Quintus Horatius Flaccus: [Opera]. Birminghamiae [Birmingham]; typis S[arah]. Baskerville. 1772
12mo. pp. [ii], 300 + allegorical frontispiece engraved by Charles Grignion after Samuel Wale (not called for by ESTC, which mentions a half title instead), contemporary vellum with morocco lettering piece. Armorial bookplate bearing Howman family crest and motto, E.J. Howman added by hand beneath; probably the Rev. Edward John Howman, rector of Bexwell, Norfolk, in the mid 19th century.
John Baskerville’s widow Sarah is known to have printed only two books (the other being an edition of Jennings’ ‘Introduction to the Knowledge of Medals’), both re-issues of works previously published by the Baskerville press and printed within a couple of years of Baskerville’s death.
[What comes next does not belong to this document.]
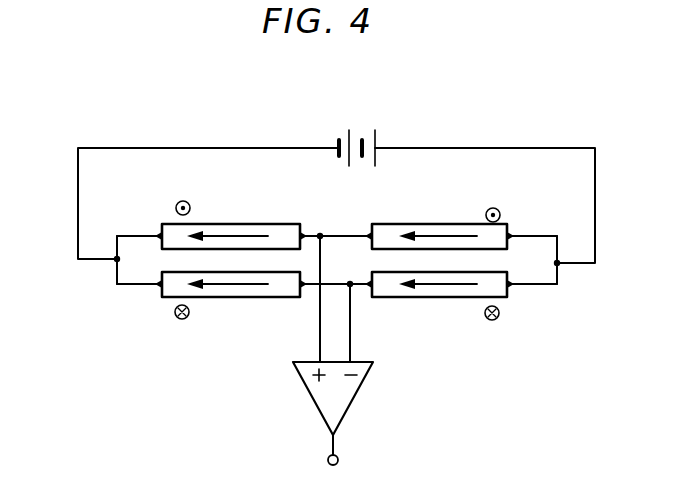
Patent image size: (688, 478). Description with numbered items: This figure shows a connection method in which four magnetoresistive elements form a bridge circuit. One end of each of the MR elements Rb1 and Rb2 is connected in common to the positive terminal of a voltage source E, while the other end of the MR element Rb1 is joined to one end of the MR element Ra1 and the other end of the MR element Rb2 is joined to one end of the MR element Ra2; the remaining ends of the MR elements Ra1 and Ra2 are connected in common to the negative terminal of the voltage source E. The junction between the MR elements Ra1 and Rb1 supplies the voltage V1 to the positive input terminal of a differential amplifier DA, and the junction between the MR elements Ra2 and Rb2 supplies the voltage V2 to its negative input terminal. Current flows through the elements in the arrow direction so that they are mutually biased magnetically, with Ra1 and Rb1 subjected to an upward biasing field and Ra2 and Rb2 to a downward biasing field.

However, she successfully maintained the business for a decade, concentrating her energies on type-founding rather than printing before selling her entire stock for 150,000 Francs in 1785, to the French dramatist Beaumarchais who used it to print an edition of Voltaire. John Baskerville consistently flouted convention in his personal life, not least by living with another man’s wife. Sixteen year old Sarah Ruston married one Richard Eaves in 1724 and bore him five children, but he deserted her in 1743 and soon afterwards she found employment as housekeeper at Easy Hill, Baskerville’s Birmingham home. Eaves returned to Birmingham in 1762 and died in 1764. A month later Sarah became Mrs Baskerville. ESTC T46244.